We have an expression, Stay with family too long, and you “begin to smell like fish.” The Hertz car rental in Herzliyah enabled me to drive north, all the way to SPNI Rosh Hanikrah. SPNI is the Israeli organization that strives to fight for and protect wildlife in Israel. They maintain ‘field houses’ throughout Israel, and this one was at the northeastern tip of Israel, roughly 2 miles from the border with Lebanon.

My goal was set months before, search that region for the Protected butterfly, Allancastria Cerisyi. No guarantee that  I would see them. They fly 1 month of the year, April. I went there in the 3rd week of March, so all bets were off.

Without anyone to guide me or direct me to my goal, I studied the map (taught map reading at one time) and off I went. Here? There?

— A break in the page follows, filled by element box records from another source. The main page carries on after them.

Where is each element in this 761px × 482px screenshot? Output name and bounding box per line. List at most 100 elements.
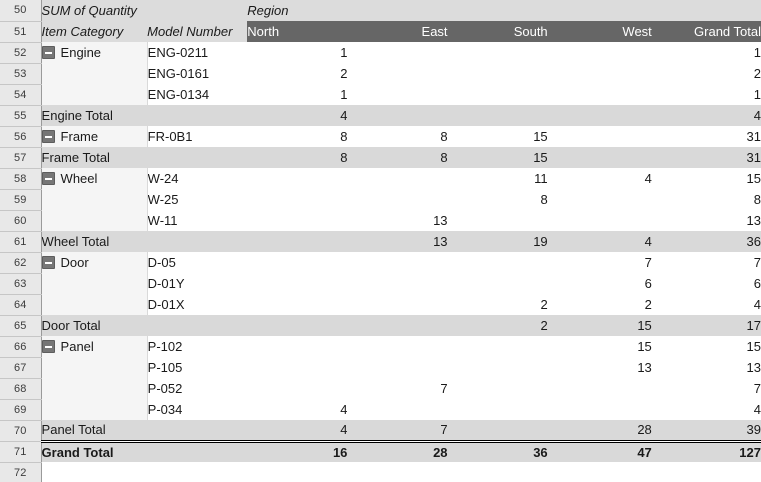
minus-square-icon[interactable] bbox=[41, 130, 55, 143]
value-cell-grand-total[interactable]: 4 bbox=[651, 105, 761, 126]
value-cell-south[interactable] bbox=[447, 105, 548, 126]
value-cell-east[interactable] bbox=[347, 357, 448, 378]
subtotal-label[interactable]: Panel Total bbox=[41, 420, 148, 441]
row-number-header[interactable]: 53 bbox=[0, 63, 42, 85]
row-number-header[interactable]: 64 bbox=[0, 294, 42, 316]
row-number-header[interactable]: 51 bbox=[0, 21, 42, 43]
value-cell-east[interactable] bbox=[347, 462, 448, 482]
subtotal-label[interactable]: Wheel Total bbox=[41, 231, 148, 252]
value-cell-west[interactable] bbox=[547, 105, 652, 126]
value-cell-grand-total[interactable]: 13 bbox=[651, 210, 761, 231]
value-cell-grand-total[interactable]: 17 bbox=[651, 315, 761, 336]
item-category-cell[interactable] bbox=[41, 63, 148, 84]
value-cell-east[interactable] bbox=[347, 168, 448, 189]
value-cell-grand-total[interactable]: 1 bbox=[651, 42, 761, 63]
row-field-header-model-number[interactable]: Model Number bbox=[147, 21, 248, 42]
column-header-west[interactable]: West bbox=[547, 21, 652, 42]
value-cell-east[interactable] bbox=[347, 252, 448, 273]
row-number-header[interactable]: 55 bbox=[0, 105, 42, 127]
value-cell-grand-total[interactable]: 2 bbox=[651, 63, 761, 84]
row-number-header[interactable]: 65 bbox=[0, 315, 42, 337]
item-category-cell[interactable]: Engine bbox=[41, 42, 148, 63]
row-number-header[interactable]: 61 bbox=[0, 231, 42, 253]
value-cell-east[interactable]: 7 bbox=[347, 378, 448, 399]
value-cell-grand-total[interactable]: 7 bbox=[651, 252, 761, 273]
model-number-cell[interactable]: ENG-0161 bbox=[147, 63, 248, 84]
value-cell-grand-total[interactable] bbox=[651, 462, 761, 482]
value-cell-south[interactable] bbox=[447, 378, 548, 399]
value-cell-grand-total[interactable]: 36 bbox=[651, 231, 761, 252]
value-cell-west[interactable] bbox=[547, 63, 652, 84]
item-category-cell[interactable] bbox=[41, 462, 148, 482]
value-cell-west[interactable]: 28 bbox=[547, 420, 652, 441]
value-cell-south[interactable] bbox=[447, 399, 548, 420]
row-number-header[interactable]: 62 bbox=[0, 252, 42, 274]
minus-square-icon[interactable] bbox=[41, 256, 55, 269]
row-number-header[interactable]: 56 bbox=[0, 126, 42, 148]
row-number-header[interactable]: 59 bbox=[0, 189, 42, 211]
value-cell-south[interactable] bbox=[447, 336, 548, 357]
row-number-header[interactable]: 70 bbox=[0, 420, 42, 442]
value-cell-west[interactable]: 6 bbox=[547, 273, 652, 294]
value-cell-grand-total[interactable]: 15 bbox=[651, 168, 761, 189]
value-cell-grand-total[interactable]: 31 bbox=[651, 126, 761, 147]
value-cell-north[interactable] bbox=[247, 231, 348, 252]
value-cell-north[interactable] bbox=[247, 273, 348, 294]
value-cell-east[interactable] bbox=[347, 315, 448, 336]
value-cell-south[interactable]: 2 bbox=[447, 315, 548, 336]
value-cell-north[interactable]: 4 bbox=[247, 105, 348, 126]
value-cell-south[interactable]: 15 bbox=[447, 126, 548, 147]
value-cell-north[interactable] bbox=[247, 378, 348, 399]
value-cell-grand-total[interactable]: 4 bbox=[651, 399, 761, 420]
item-category-cell[interactable] bbox=[41, 273, 148, 294]
value-cell-north[interactable]: 1 bbox=[247, 42, 348, 63]
value-cell-south[interactable]: 2 bbox=[447, 294, 548, 315]
value-cell-south[interactable] bbox=[447, 42, 548, 63]
subtotal-label[interactable]: Engine Total bbox=[41, 105, 148, 126]
value-cell-grand-total[interactable]: 8 bbox=[651, 189, 761, 210]
value-cell-north[interactable] bbox=[247, 210, 348, 231]
item-category-cell[interactable]: Wheel bbox=[41, 168, 148, 189]
row-number-header[interactable]: 58 bbox=[0, 168, 42, 190]
value-cell-east[interactable]: 8 bbox=[347, 126, 448, 147]
value-field-label[interactable]: SUM of Quantity bbox=[41, 0, 148, 21]
value-cell-east[interactable] bbox=[347, 273, 448, 294]
value-cell-east[interactable] bbox=[347, 84, 448, 105]
subtotal-label[interactable]: Door Total bbox=[41, 315, 148, 336]
value-cell-south[interactable] bbox=[447, 210, 548, 231]
model-number-cell[interactable] bbox=[147, 462, 248, 482]
value-cell-north[interactable]: 1 bbox=[247, 84, 348, 105]
subtotal-label[interactable]: Frame Total bbox=[41, 147, 148, 168]
value-cell-south[interactable] bbox=[447, 84, 548, 105]
model-number-cell[interactable]: ENG-0134 bbox=[147, 84, 248, 105]
value-cell-grand-total[interactable]: 6 bbox=[651, 273, 761, 294]
value-cell-west[interactable]: 47 bbox=[547, 439, 652, 462]
model-number-cell[interactable] bbox=[147, 420, 248, 441]
value-cell-east[interactable] bbox=[347, 336, 448, 357]
value-cell-south[interactable] bbox=[447, 273, 548, 294]
item-category-cell[interactable] bbox=[41, 294, 148, 315]
model-number-cell[interactable]: D-05 bbox=[147, 252, 248, 273]
column-field-label[interactable]: Region bbox=[247, 0, 761, 21]
value-cell-grand-total[interactable]: 4 bbox=[651, 294, 761, 315]
value-cell-south[interactable]: 19 bbox=[447, 231, 548, 252]
value-cell-north[interactable]: 4 bbox=[247, 420, 348, 441]
value-cell-grand-total[interactable]: 31 bbox=[651, 147, 761, 168]
item-category-cell[interactable] bbox=[41, 357, 148, 378]
value-cell-grand-total[interactable]: 127 bbox=[651, 439, 761, 462]
model-number-cell[interactable]: P-034 bbox=[147, 399, 248, 420]
row-number-header[interactable]: 57 bbox=[0, 147, 42, 169]
value-cell-north[interactable] bbox=[247, 336, 348, 357]
value-cell-north[interactable]: 8 bbox=[247, 126, 348, 147]
value-cell-north[interactable]: 8 bbox=[247, 147, 348, 168]
value-cell-east[interactable] bbox=[347, 399, 448, 420]
value-cell-grand-total[interactable]: 13 bbox=[651, 357, 761, 378]
value-cell-west[interactable]: 7 bbox=[547, 252, 652, 273]
row-number-header[interactable]: 68 bbox=[0, 378, 42, 400]
value-cell-east[interactable]: 7 bbox=[347, 420, 448, 441]
value-cell-north[interactable]: 2 bbox=[247, 63, 348, 84]
model-number-cell[interactable]: ENG-0211 bbox=[147, 42, 248, 63]
value-cell-grand-total[interactable]: 39 bbox=[651, 420, 761, 441]
minus-square-icon[interactable] bbox=[41, 46, 55, 59]
value-cell-west[interactable]: 15 bbox=[547, 315, 652, 336]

I parked my rental, and followed an existing trail near the village of Hanita. Battle stations! Battle stations! I found one, then another of these members of the Swallowtail family. They were intent upon nectaring, and were . . . approachable.

Here we see a fresh male, focused upon the nectar oozing from these tiny blooms. Pop! Pop! Pop! Rare Parnassian, like those found only in the U.S. far western mountain ranges. Here on a hillside in Israel. A sylvan, sooo green hillside, with rare, protected winged beauties, flying a bit earlier than the field guide suggested. A Happy boy from Pittsburgh, I was.